La sudamina, chiamata anche miliaria, è un’infiammazione della pelle causata dall’ostruzione dei dotti escretori delle ghiandole sudoripare. Come spiega la Mayo Clinic

Si sviluppa quando i dotti sudoripari si bloccano, per cui il sudore, invece che evaporare, rimane intrappolato sotto la pelle, causando infiammazione ed eruzione cutanea.

Le ghiandole sudoripare sono responsabili della temperatura corporea e della sudorazione: quando insorge la sudamina, appunto, si crea un’otturazione che impedisce al sudore di salire in superficie ed evaporare.

La miliaria può colpire chiunque, ma il rischio maggiore si ha nelle persone che vivono in Paesi dal clima tropicale o che praticano attività in cui si suda molto (sia sportive che lavorative). Inoltre c’è una certa frequenza di casi in persone obese o in sovrappeso, che tendono a coprirsi con più strati di vestiti.

Per quanto riguarda l’età, colpisce soprattutto i bambini piccoli e i neonati, che hanno ghiandole sudoripare immature e soggette a ostruzione. Inoltre, a differenza degli adulti, loro hanno più difficoltà con la termoregolazione: anche se hanno caldo non posso scoprirsi da soli, hanno bisogno di qualcuno che lo faccia per loro.

In più hanno una superficie corporea ridotta per espellere il calore, operazione che dunque avviene con più difficoltà.
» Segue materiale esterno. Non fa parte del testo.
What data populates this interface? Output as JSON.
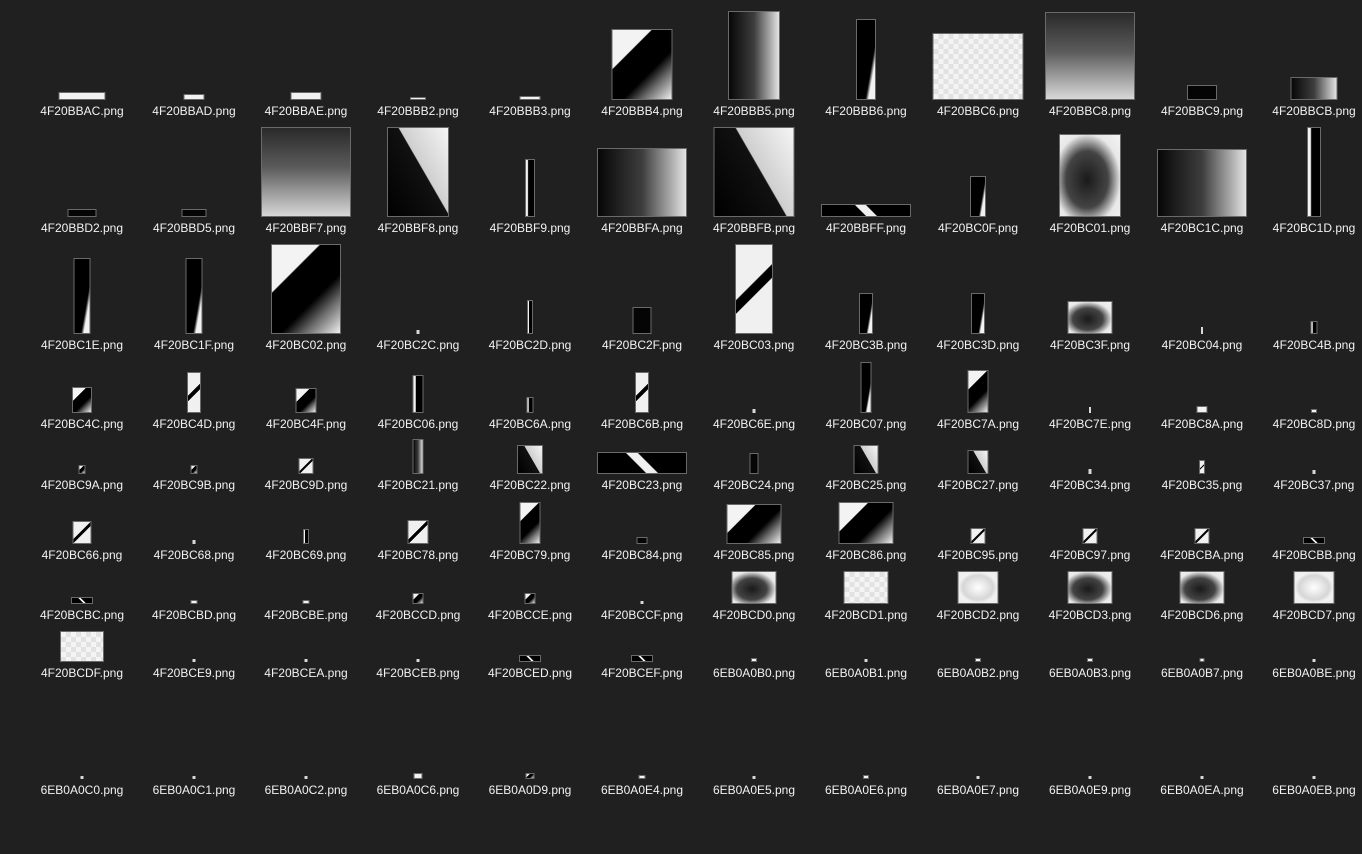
{
  "files": [
    "4F20BBAC.png",
    "4F20BBAD.png",
    "4F20BBAE.png",
    "4F20BBB2.png",
    "4F20BBB3.png",
    "4F20BBB4.png",
    "4F20BBB5.png",
    "4F20BBB6.png",
    "4F20BBC6.png",
    "4F20BBC8.png",
    "4F20BBC9.png",
    "4F20BBCB.png",
    "4F20BBD2.png",
    "4F20BBD5.png",
    "4F20BBF7.png",
    "4F20BBF8.png",
    "4F20BBF9.png",
    "4F20BBFA.png",
    "4F20BBFB.png",
    "4F20BBFF.png",
    "4F20BC0F.png",
    "4F20BC01.png",
    "4F20BC1C.png",
    "4F20BC1D.png",
    "4F20BC1E.png",
    "4F20BC1F.png",
    "4F20BC02.png",
    "4F20BC2C.png",
    "4F20BC2D.png",
    "4F20BC2F.png",
    "4F20BC03.png",
    "4F20BC3B.png",
    "4F20BC3D.png",
    "4F20BC3F.png",
    "4F20BC04.png",
    "4F20BC4B.png",
    "4F20BC4C.png",
    "4F20BC4D.png",
    "4F20BC4F.png",
    "4F20BC06.png",
    "4F20BC6A.png",
    "4F20BC6B.png",
    "4F20BC6E.png",
    "4F20BC07.png",
    "4F20BC7A.png",
    "4F20BC7E.png",
    "4F20BC8A.png",
    "4F20BC8D.png",
    "4F20BC9A.png",
    "4F20BC9B.png",
    "4F20BC9D.png",
    "4F20BC21.png",
    "4F20BC22.png",
    "4F20BC23.png",
    "4F20BC24.png",
    "4F20BC25.png",
    "4F20BC27.png",
    "4F20BC34.png",
    "4F20BC35.png",
    "4F20BC37.png",
    "4F20BC66.png",
    "4F20BC68.png",
    "4F20BC69.png",
    "4F20BC78.png",
    "4F20BC79.png",
    "4F20BC84.png",
    "4F20BC85.png",
    "4F20BC86.png",
    "4F20BC95.png",
    "4F20BC97.png",
    "4F20BCBA.png",
    "4F20BCBB.png",
    "4F20BCBC.png",
    "4F20BCBD.png",
    "4F20BCBE.png",
    "4F20BCCD.png",
    "4F20BCCE.png",
    "4F20BCCF.png",
    "4F20BCD0.png",
    "4F20BCD1.png",
    "4F20BCD2.png",
    "4F20BCD3.png",
    "4F20BCD6.png",
    "4F20BCD7.png",
    "4F20BCDF.png",
    "4F20BCE9.png",
    "4F20BCEA.png",
    "4F20BCEB.png",
    "4F20BCED.png",
    "4F20BCEF.png",
    "6EB0A0B0.png",
    "6EB0A0B1.png",
    "6EB0A0B2.png",
    "6EB0A0B3.png",
    "6EB0A0B7.png",
    "6EB0A0BE.png",
    "6EB0A0C0.png",
    "6EB0A0C1.png",
    "6EB0A0C2.png",
    "6EB0A0C6.png",
    "6EB0A0D9.png",
    "6EB0A0E4.png",
    "6EB0A0E5.png",
    "6EB0A0E6.png",
    "6EB0A0E7.png",
    "6EB0A0E9.png",
    "6EB0A0EA.png",
    "6EB0A0EB.png"
  ]
}
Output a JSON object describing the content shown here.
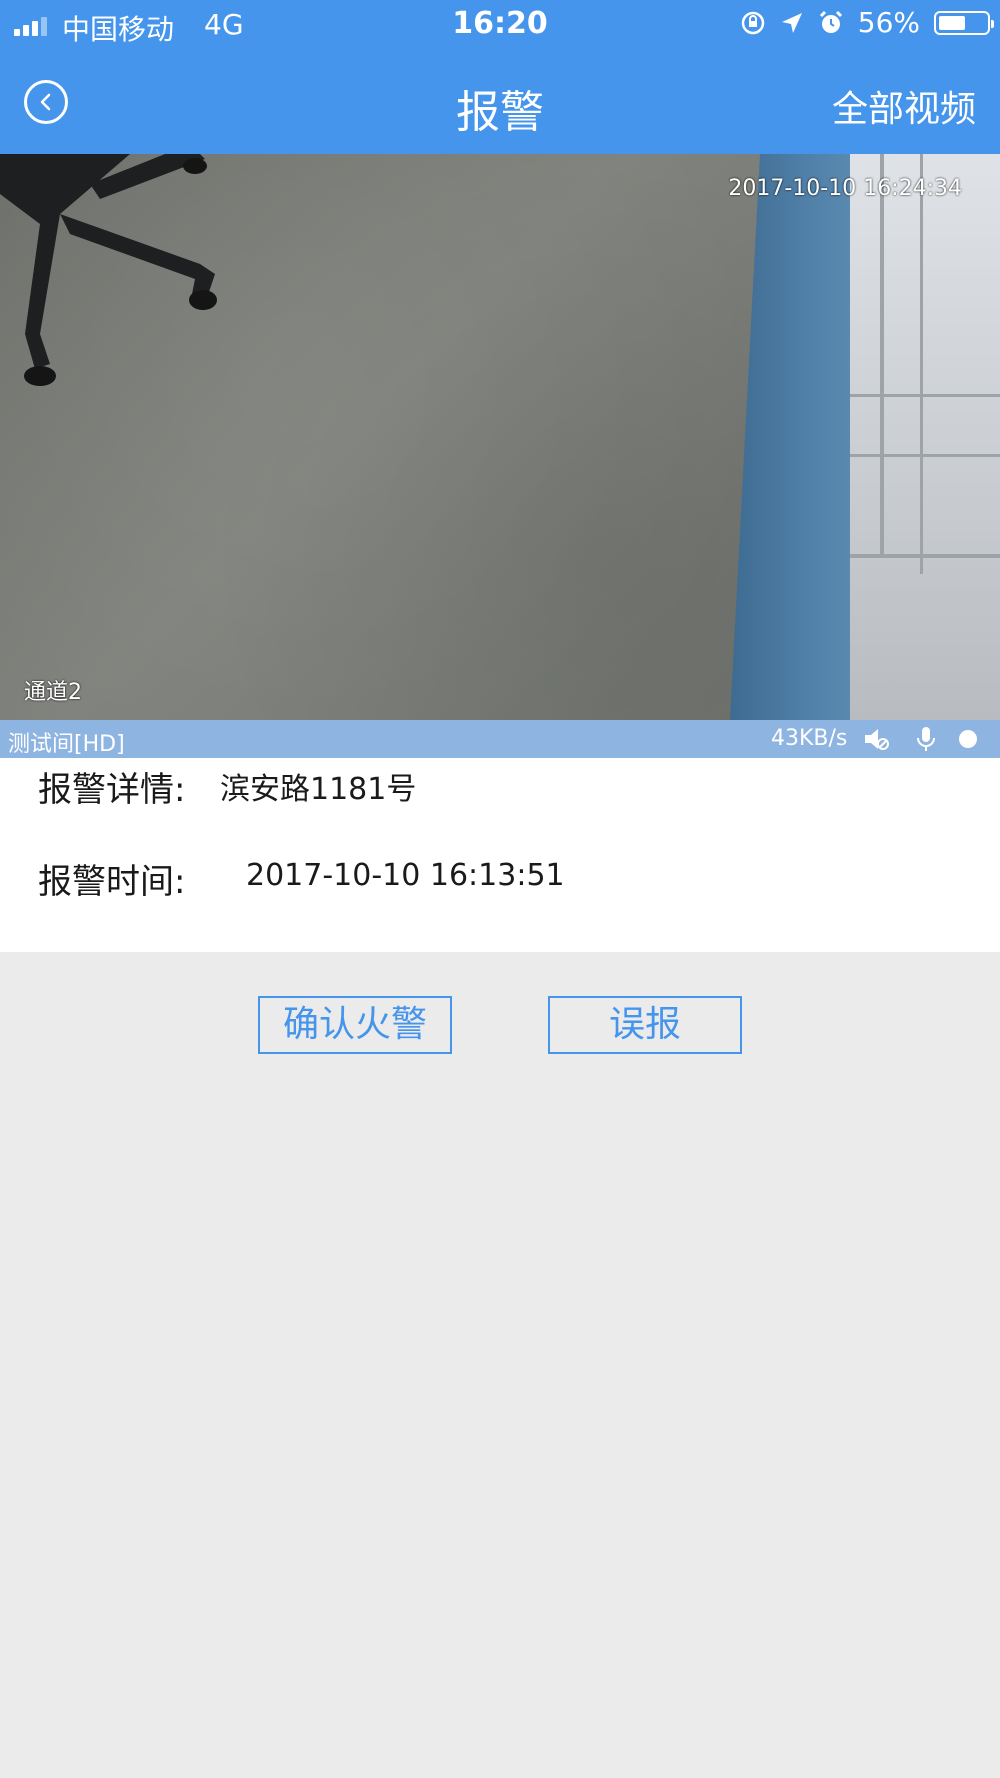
{
  "status_bar": {
    "carrier": "中国移动",
    "network": "4G",
    "time": "16:20",
    "battery": "56%",
    "battery_level": 0.56
  },
  "nav": {
    "title": "报警",
    "right_link": "全部视频",
    "back_icon": "chevron-left-circle-icon"
  },
  "video": {
    "timestamp": "2017-10-10 16:24:34",
    "channel": "通道2",
    "device_name": "测试间[HD]",
    "speed": "43KB/s",
    "controls": [
      "mute-icon",
      "microphone-icon",
      "record-icon"
    ]
  },
  "alarm": {
    "detail_label": "报警详情:",
    "detail_value": "滨安路1181号",
    "time_label": "报警时间:",
    "time_value": "2017-10-10 16:13:51"
  },
  "actions": {
    "confirm": "确认火警",
    "false_alarm": "误报"
  },
  "colors": {
    "accent": "#4595ec",
    "video_bar": "#8eb4e2",
    "background": "#ebebeb"
  }
}
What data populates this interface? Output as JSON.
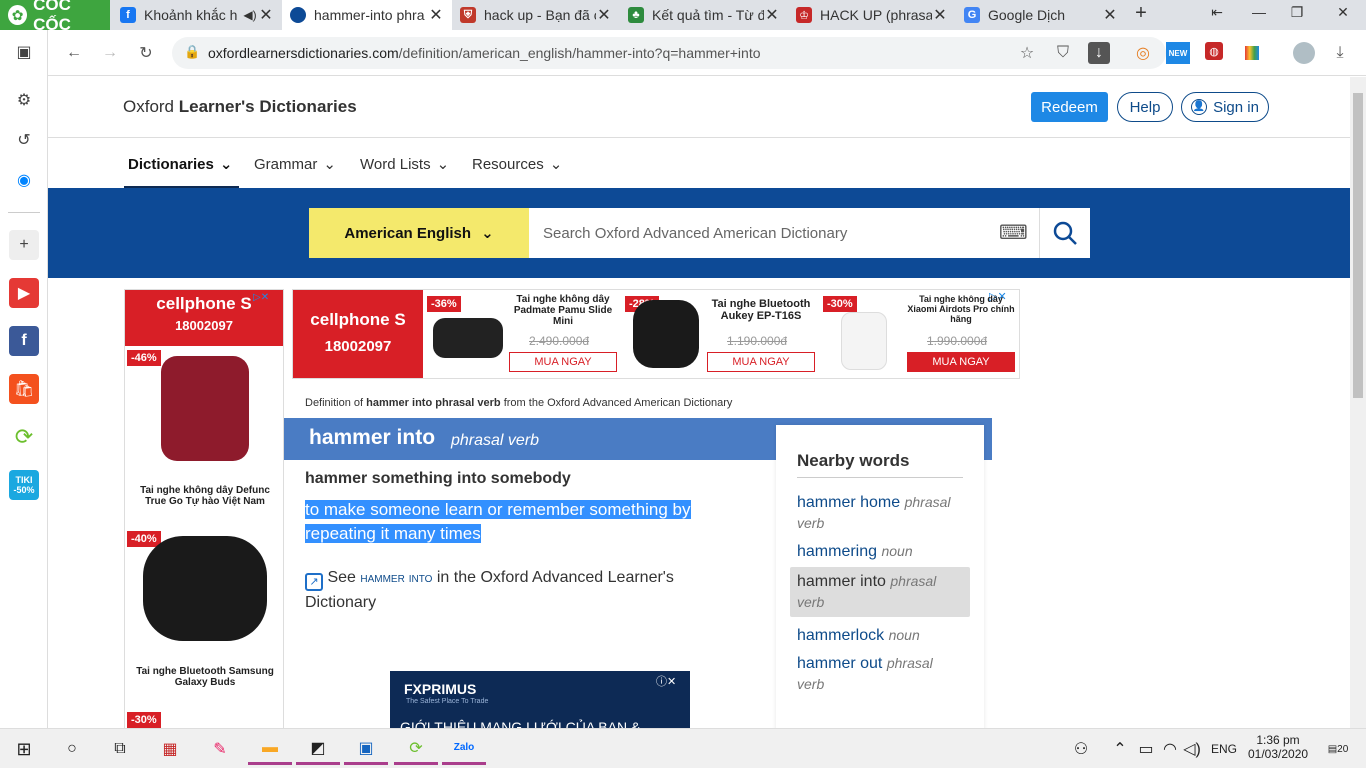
{
  "browser": {
    "brand_label": "CỐC CỐC",
    "tabs": [
      {
        "title": "Khoảnh khắc h",
        "icon": "facebook-icon",
        "color": "#1877f2"
      },
      {
        "title": "hammer-into phra",
        "icon": "oxford-icon",
        "color": "#0d4a96"
      },
      {
        "title": "hack up - Bạn đã c",
        "icon": "shield-icon",
        "color": "#c0392b"
      },
      {
        "title": "Kết quả tìm - Từ đ",
        "icon": "leaf-icon",
        "color": "#2e8b3e"
      },
      {
        "title": "HACK UP (phrasal",
        "icon": "cambridge-icon",
        "color": "#c62828"
      },
      {
        "title": "Google Dịch",
        "icon": "google-translate-icon",
        "color": "#4285f4"
      }
    ],
    "new_tab": "+",
    "url_host": "oxfordlearnersdictionaries.com",
    "url_path": "/definition/american_english/hammer-into?q=hammer+into",
    "new_badge": "NEW"
  },
  "site": {
    "brand_light": "Oxford ",
    "brand_bold": "Learner's Dictionaries",
    "redeem": "Redeem",
    "help": "Help",
    "sign_in": "Sign in",
    "nav": [
      "Dictionaries",
      "Grammar",
      "Word Lists",
      "Resources"
    ],
    "dict_select": "American English",
    "search_placeholder": "Search Oxford Advanced American Dictionary"
  },
  "ads": {
    "brand": "cellphone S",
    "phone": "18002097",
    "left": [
      {
        "discount": "-46%",
        "name": "Tai nghe không dây Defunc True Go Tự hào Việt Nam"
      },
      {
        "discount": "-40%",
        "name": "Tai nghe Bluetooth Samsung Galaxy Buds"
      },
      {
        "discount": "-30%",
        "name": ""
      }
    ],
    "top": [
      {
        "discount": "-36%",
        "name": "Tai nghe không dây Padmate Pamu Slide Mini",
        "price": "2.490.000đ",
        "cta": "MUA NGAY"
      },
      {
        "discount": "-28%",
        "name": "Tai nghe Bluetooth Aukey EP-T16S",
        "price": "1.190.000đ",
        "cta": "MUA NGAY"
      },
      {
        "discount": "-30%",
        "name": "Tai nghe không dây Xiaomi Airdots Pro chính hãng",
        "price": "1.990.000đ",
        "cta": "MUA NGAY"
      }
    ],
    "fx_brand": "FXPRIMUS",
    "fx_tagline": "The Safest Place To Trade",
    "fx_text": "GIỚI THIỆU MẠNG LƯỚI CỦA BẠN &"
  },
  "entry": {
    "breadcrumb_pre": "Definition of ",
    "breadcrumb_bold": "hammer into phrasal verb",
    "breadcrumb_post": " from the Oxford Advanced American Dictionary",
    "headword": "hammer into",
    "pos": "phrasal verb",
    "pattern": "hammer something into somebody",
    "definition": "to make someone learn or remember something by repeating it many times",
    "see_pre": "See ",
    "see_link": "hammer into",
    "see_post": " in the Oxford Advanced Learner's Dictionary"
  },
  "nearby": {
    "title": "Nearby words",
    "items": [
      {
        "word": "hammer home",
        "pos": "phrasal verb"
      },
      {
        "word": "hammering",
        "pos": "noun"
      },
      {
        "word": "hammer into",
        "pos": "phrasal verb",
        "current": true
      },
      {
        "word": "hammerlock",
        "pos": "noun"
      },
      {
        "word": "hammer out",
        "pos": "phrasal verb"
      }
    ]
  },
  "taskbar": {
    "lang": "ENG",
    "time": "1:36 pm",
    "date": "01/03/2020",
    "notifications": "20"
  }
}
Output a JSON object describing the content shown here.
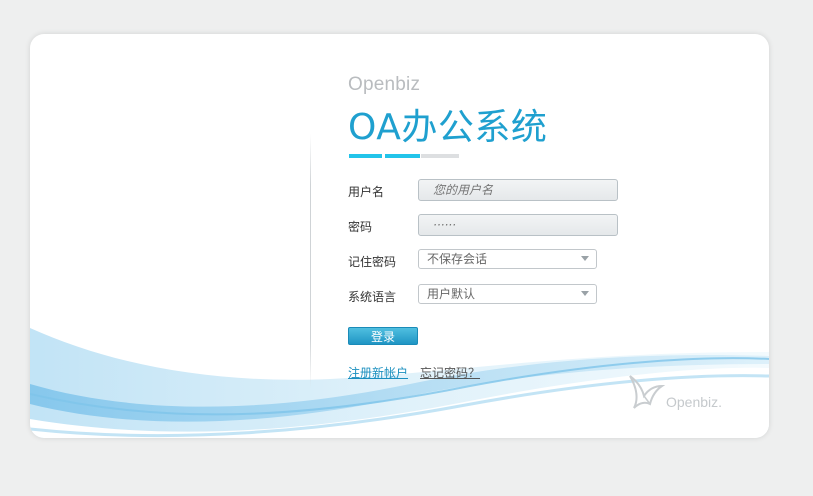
{
  "header": {
    "brand_small": "Openbiz",
    "title": "OA办公系统"
  },
  "form": {
    "username_label": "用户名",
    "username_placeholder": "您的用户名",
    "password_label": "密码",
    "password_placeholder": "······",
    "remember_label": "记住密码",
    "remember_value": "不保存会话",
    "language_label": "系统语言",
    "language_value": "用户默认",
    "login_button": "登录"
  },
  "links": {
    "register": "注册新帐户",
    "forgot": "忘记密码？"
  },
  "footer_logo": {
    "text": "Openbiz."
  },
  "colors": {
    "accent": "#1fa0cf",
    "progress": "#22c4ea",
    "background": "#eeefef"
  }
}
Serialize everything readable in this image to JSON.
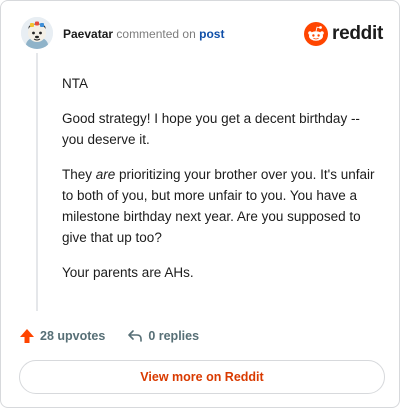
{
  "header": {
    "username": "Paevatar",
    "verb": "commented on",
    "post_link": "post",
    "brand": "reddit",
    "brand_color": "#ff4500"
  },
  "comment": {
    "p1": "NTA",
    "p2": "Good strategy! I hope you get a decent birthday -- you deserve it.",
    "p3_before": "They ",
    "p3_emphasis": "are",
    "p3_after": " prioritizing your brother over you. It's unfair to both of you, but more unfair to you. You have a milestone birthday next year. Are you supposed to give that up too?",
    "p4": "Your parents are AHs."
  },
  "footer": {
    "upvotes_label": "28 upvotes",
    "replies_label": "0 replies",
    "upvote_icon": "upvote-arrow-icon",
    "reply_icon": "reply-icon"
  },
  "cta": {
    "label": "View more on Reddit",
    "color": "#d93a00"
  }
}
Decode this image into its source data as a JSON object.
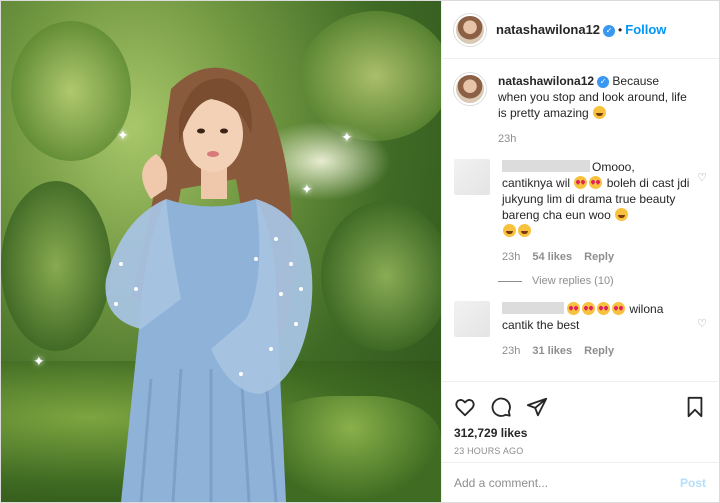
{
  "post": {
    "username": "natashawilona12",
    "follow_label": "Follow",
    "caption": "Because when you stop and look around, life is pretty amazing",
    "caption_time": "23h",
    "likes": "312,729 likes",
    "posted_ago": "23 HOURS AGO"
  },
  "comments": [
    {
      "text_line1": "Omooo,",
      "text_rest": "cantiknya wil",
      "text_mid": "boleh di cast jdi jukyung lim di drama true beauty bareng cha eun woo",
      "time": "23h",
      "likes": "54 likes",
      "reply_label": "Reply",
      "view_replies": "View replies (10)"
    },
    {
      "text_after_emoji": "wilona",
      "text_line2": "cantik the best",
      "time": "23h",
      "likes": "31 likes",
      "reply_label": "Reply"
    }
  ],
  "add_comment": {
    "placeholder": "Add a comment...",
    "post_label": "Post"
  },
  "icons": [
    "heart-icon",
    "comment-icon",
    "share-icon",
    "bookmark-icon",
    "verified-badge-icon"
  ],
  "colors": {
    "link": "#0095f6",
    "verified": "#3897f0",
    "muted": "#8e8e8e",
    "post_disabled": "#b2dffc"
  }
}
Si manifesta con evidenti eruzioni cutanee che possono interessare diverse parti del corpo. A seconda dello strato di pelle coinvolto la sudamina può essere distinta in:

  • sudamina cristallina, quella meno grave, che interessa gli strati più esterni dell’epidermide e colpisce soprattutto i neonati;
  • sudamina rubra, che interessa gli strati più profondi dell’epidermide e si manifesta con grosse pustole. Riguarda soprattutto persone immerse in un clima caldo-umido o costrette a letto da una malattia;
  • sudamina profonda, è la forma meno comune ma più grave e interessa lo strato del derma.

Sudamina: le cause

L’ostruzione dei dotti escretori delle ghiandole sudoripare può essere dovuta a diversi fattori:

  • immaturità delle ghiandole sudoripare, condizione tipica di bambini e neonati;
  • sudorazione eccessiva legata al clima;
  • sudorazione eccessiva durante lo sport praticato ad alti livelli;
  • vestiario troppo aderente, che impedisce una corretta eliminazione del sudore, che ristagnando nei dotti escretori, ne blocca il deflusso;
  • farmaci come la clonidina, i beta-bloccanti e gli oppiacei, che aumentano l’attività delle ghiandole sudoripare e la sudorazione;
  • vestiario esagerato.

Sudamina: i sintomi

sudamina

La sudamina non è una patologia grave e in genere è asintomatica. Il segno più evidente con cui si manifesta è il rash sulla pelle, caratterizzato da macchie rosse più o meno piccole, vesciche bianche, prurito o pustole, su fondo arrossato e ruvido.

Questo esantema può interessare ogni parte del corpo, ma nella maggior parte dei casi a essere coinvolte sono aree coperte dai vestiti: le spalle, le ascelle, il torace, la schiena, le pieghe degli arti e l’interno coscia. A volte nei neonati può manifestarsi anche sul volto.

Sudamina: i rimedi

La sudamina, se trattata nel modo corretto, si risolve nel giro di 48 ore. Solo nei casi più gravi si interviene con farmaci a somministrazione locale, ma sempre prescritti dal medico e da applicare direttamente sulla zona esantematica.

Si tratta per lo più di medicinali a base di calamina (per lenire il senso di prurito), lanolina anidra (per prevenire il blocco dei dotti escretori e migliorare le eruzioni cutanee) e i corticosteroidi (per le pustole più gravi).

Questi ultimi sono antinfiammatori molto potenti da usare con cautela e solo se strettamente necessario, per un periodo limitato di tempo.

Le forme più lievi necessitano solo di alcune accortezze specifiche, per far tornare la pelle alla sua normalità:

  • cercare di non sudare troppo per alcuni giorni;
  • ventilare gli ambienti;
  • non coprirsi troppo la notte.

Nello specifico, per i bambini e i neonati è consigliato anche:

  • tagliare bene le unghie, per evitare che, grattandosi, si provochino lesioni o piccoli tagli che a loro volta possono evolversi in infezioni:
  • fare più volte al giorno bagnetti rinfrescanti (magari aggiungendo all’acqua amido di riso o amido di mais, noti per le loro proprietà assorbenti); importante asciugare bene i piccoli con un panno morbido, tamponando e non sfregando la pelle.